A similar version of the bill passed the House last year but died in the Senate
House Speaker Greg Stumbo, a Democrat from Prestonsburg, sponsored the bill. He says the bill didn’t gain traction in the Republican-led Senate because it was an election year.
“It was a political issue, it was a big political year,” Stumbo said on the House floor. “Well, that election has come and gone, the bill was not adopted. So this year let’s make it different: I challenge you to do, those of you who were here in 2007, to do what you did back then.”
In 2007, the Kentucky legislature passed a law that tied the state’s minimum wage to the federal minimum wage rate, which is currently $7.25 per hour.
Senate President Robert Stivers, a Republican from Manchester, said the minimum wage hike didn’t have much of a chance in the Senate.
“ I don’t think that’s the direction we need to be looking at high wage jobs, and I say high wage jobs, I want to make that clear, not creating a culture of minimum wage jobs,” Stivers said.

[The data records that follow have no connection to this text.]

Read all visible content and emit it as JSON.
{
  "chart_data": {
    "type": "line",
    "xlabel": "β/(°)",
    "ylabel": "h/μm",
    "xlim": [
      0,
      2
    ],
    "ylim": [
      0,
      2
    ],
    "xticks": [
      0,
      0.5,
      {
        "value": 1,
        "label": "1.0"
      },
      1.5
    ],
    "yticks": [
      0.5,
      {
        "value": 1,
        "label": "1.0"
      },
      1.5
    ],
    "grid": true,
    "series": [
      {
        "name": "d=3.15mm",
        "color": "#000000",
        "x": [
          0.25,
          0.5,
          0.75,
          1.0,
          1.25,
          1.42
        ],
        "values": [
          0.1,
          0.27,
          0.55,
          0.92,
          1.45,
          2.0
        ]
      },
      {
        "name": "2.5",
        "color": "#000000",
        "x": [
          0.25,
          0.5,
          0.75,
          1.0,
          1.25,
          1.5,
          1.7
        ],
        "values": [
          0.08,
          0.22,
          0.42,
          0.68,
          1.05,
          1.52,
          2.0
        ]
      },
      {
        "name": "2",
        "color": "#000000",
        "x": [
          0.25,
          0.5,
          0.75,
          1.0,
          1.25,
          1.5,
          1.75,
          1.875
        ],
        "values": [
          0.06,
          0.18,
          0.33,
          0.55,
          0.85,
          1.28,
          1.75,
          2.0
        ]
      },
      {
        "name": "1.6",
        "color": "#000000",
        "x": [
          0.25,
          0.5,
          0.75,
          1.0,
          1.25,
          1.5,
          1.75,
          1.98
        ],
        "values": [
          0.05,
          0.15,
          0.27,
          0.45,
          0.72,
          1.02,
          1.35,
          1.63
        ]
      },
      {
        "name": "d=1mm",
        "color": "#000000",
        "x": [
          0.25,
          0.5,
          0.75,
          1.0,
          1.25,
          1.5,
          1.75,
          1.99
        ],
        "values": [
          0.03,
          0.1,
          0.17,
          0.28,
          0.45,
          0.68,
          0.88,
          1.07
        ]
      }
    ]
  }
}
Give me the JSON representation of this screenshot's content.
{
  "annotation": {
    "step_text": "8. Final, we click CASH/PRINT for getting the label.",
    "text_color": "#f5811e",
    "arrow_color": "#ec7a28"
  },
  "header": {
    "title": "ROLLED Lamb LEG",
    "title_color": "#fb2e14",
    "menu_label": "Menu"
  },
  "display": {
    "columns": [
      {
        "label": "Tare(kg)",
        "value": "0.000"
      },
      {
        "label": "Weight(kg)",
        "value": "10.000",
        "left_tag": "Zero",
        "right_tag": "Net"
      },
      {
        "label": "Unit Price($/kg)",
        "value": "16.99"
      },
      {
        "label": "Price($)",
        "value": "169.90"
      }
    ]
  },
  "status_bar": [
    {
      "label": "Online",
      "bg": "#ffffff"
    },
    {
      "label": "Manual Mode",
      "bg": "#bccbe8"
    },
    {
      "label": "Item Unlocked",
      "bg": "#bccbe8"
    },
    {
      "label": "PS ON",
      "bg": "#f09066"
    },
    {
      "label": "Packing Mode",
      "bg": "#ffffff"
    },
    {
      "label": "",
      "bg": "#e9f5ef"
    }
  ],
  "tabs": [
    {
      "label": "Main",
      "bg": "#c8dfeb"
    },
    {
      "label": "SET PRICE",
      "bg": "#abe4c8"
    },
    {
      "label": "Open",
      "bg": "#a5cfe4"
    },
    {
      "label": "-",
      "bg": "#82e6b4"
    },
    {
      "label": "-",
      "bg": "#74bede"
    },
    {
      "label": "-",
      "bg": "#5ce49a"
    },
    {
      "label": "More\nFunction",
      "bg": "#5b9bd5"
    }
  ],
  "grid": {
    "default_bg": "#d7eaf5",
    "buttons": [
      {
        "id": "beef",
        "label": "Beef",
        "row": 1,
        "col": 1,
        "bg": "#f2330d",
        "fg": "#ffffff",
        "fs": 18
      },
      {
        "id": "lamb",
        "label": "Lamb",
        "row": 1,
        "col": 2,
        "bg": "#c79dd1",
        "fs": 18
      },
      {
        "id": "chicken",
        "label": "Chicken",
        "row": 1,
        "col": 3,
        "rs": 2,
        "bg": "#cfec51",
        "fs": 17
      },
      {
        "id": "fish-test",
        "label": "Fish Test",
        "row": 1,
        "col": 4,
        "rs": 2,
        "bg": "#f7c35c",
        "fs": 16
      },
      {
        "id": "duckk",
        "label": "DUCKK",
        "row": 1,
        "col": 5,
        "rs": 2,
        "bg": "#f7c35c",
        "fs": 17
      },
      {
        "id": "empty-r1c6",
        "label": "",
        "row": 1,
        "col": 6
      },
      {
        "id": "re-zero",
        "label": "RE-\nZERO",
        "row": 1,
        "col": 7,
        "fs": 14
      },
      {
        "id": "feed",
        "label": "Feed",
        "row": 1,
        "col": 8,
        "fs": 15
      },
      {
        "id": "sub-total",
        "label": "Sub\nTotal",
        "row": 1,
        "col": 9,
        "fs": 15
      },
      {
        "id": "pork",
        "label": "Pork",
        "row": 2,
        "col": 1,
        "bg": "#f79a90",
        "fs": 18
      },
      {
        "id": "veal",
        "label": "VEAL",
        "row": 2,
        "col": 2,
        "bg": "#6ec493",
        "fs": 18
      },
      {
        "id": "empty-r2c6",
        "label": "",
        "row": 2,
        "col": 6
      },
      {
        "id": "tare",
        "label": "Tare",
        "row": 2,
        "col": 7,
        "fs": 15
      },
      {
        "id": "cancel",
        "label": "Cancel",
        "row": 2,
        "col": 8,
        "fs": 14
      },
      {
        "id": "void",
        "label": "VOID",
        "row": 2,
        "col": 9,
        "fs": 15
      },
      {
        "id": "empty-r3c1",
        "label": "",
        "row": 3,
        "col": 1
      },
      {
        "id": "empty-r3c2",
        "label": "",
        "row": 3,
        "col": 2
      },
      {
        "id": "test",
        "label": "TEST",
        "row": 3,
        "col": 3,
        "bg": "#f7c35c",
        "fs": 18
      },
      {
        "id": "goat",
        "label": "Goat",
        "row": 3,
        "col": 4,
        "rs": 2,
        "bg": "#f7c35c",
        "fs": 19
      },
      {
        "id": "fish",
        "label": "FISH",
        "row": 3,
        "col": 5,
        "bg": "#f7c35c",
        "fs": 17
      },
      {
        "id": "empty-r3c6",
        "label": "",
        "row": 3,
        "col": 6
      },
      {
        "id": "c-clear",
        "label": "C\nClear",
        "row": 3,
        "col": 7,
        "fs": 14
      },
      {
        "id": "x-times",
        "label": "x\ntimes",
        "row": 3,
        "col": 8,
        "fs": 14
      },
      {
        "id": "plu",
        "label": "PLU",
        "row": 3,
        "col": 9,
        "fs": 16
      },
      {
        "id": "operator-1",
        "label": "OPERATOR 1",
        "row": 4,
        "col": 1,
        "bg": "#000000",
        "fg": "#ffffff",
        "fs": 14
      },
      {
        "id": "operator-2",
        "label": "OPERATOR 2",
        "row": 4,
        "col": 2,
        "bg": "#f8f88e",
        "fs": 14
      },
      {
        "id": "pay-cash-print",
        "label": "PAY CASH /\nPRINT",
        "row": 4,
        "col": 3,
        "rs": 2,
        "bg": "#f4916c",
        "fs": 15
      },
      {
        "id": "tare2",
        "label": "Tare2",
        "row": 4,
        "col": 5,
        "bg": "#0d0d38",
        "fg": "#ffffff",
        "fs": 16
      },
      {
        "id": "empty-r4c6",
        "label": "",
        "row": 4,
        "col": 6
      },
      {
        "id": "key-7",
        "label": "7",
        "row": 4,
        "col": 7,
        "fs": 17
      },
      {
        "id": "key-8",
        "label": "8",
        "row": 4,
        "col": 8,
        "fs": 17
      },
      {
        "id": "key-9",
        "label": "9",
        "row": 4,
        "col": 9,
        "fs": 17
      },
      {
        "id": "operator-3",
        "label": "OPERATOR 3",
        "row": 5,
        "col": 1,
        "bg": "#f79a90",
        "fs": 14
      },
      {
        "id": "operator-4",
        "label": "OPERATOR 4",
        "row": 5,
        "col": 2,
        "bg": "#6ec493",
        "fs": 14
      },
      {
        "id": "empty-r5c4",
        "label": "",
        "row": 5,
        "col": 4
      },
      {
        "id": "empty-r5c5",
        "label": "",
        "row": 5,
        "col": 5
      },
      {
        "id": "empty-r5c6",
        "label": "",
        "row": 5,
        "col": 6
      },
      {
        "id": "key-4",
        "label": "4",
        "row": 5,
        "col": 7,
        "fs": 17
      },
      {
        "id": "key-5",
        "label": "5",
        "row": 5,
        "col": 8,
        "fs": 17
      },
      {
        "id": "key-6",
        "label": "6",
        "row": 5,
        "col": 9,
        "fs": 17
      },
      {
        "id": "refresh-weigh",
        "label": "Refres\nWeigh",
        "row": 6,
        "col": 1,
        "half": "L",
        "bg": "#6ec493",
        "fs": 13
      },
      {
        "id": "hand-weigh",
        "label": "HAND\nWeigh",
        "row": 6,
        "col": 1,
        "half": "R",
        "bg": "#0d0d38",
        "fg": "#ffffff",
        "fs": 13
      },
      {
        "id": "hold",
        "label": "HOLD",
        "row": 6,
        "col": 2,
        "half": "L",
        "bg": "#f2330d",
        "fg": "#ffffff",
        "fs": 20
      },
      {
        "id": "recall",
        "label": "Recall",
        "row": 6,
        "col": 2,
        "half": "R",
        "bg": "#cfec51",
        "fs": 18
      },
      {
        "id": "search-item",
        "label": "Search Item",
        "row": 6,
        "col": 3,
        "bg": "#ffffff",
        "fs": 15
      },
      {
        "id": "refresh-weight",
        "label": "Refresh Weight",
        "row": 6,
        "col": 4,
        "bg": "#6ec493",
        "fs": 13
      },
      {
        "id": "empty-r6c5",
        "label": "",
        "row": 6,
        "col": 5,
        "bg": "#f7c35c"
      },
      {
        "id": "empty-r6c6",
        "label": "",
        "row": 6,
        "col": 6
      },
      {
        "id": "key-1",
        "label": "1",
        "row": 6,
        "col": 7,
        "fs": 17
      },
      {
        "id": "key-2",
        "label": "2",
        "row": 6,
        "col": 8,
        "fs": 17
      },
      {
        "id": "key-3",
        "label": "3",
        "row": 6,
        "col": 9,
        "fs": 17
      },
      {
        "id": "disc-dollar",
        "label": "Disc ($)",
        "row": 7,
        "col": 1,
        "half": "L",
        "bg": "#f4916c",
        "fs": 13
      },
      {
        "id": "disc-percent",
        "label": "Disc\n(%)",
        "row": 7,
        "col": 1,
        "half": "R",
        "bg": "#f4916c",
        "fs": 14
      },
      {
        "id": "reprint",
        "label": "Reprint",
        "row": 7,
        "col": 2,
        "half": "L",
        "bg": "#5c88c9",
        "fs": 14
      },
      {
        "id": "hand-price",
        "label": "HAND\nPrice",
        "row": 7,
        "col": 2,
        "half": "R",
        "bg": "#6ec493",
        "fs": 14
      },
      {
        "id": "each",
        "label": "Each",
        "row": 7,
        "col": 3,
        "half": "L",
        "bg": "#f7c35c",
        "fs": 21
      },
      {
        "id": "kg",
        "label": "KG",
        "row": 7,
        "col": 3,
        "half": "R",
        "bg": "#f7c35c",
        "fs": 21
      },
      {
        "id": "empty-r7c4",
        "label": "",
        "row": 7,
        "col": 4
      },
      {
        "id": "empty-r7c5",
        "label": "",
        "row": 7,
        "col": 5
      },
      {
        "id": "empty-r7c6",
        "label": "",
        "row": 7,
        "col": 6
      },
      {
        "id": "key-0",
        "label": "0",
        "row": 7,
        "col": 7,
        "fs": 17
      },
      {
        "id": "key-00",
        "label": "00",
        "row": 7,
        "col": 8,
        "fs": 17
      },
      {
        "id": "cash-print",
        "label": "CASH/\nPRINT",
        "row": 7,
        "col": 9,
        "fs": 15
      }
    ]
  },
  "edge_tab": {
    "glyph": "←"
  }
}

During last year’s General Assembly, Stivers had hinted that the Senate might consider a minimum wage bill, however that didn’t happen.
In November, Alaska, Arkansas, Nebraska and South Dakota voted to raise the minimum wage in their states.
During a floor debate over the bill, Rep. Stan Lee, a Republican from Lexington, accused House majority members of attacking business owners who were worried about an increase in costs.
Under the bill, businesses with sales of less than $500,000 per year would be exempted from state’s minimum wage law. Wages would revert to the federal rate, $7.25 per hour.
The bill also contains a provision that guarantees equal pay for men and women.
“I think it’s about time that Kentucky stepped into the 21st Century and recognize that work that is dominated by women in the state of Kentucky is the same as work that is dominated by men,” said Rep. Mary Lou Marzian, a Democrat from Louisville.
The House bill would raise the minimum wage from $7.25 an hour to $8.20 in July 2015, $9.15 in July 2016; and $10.10 on July 1, 2017.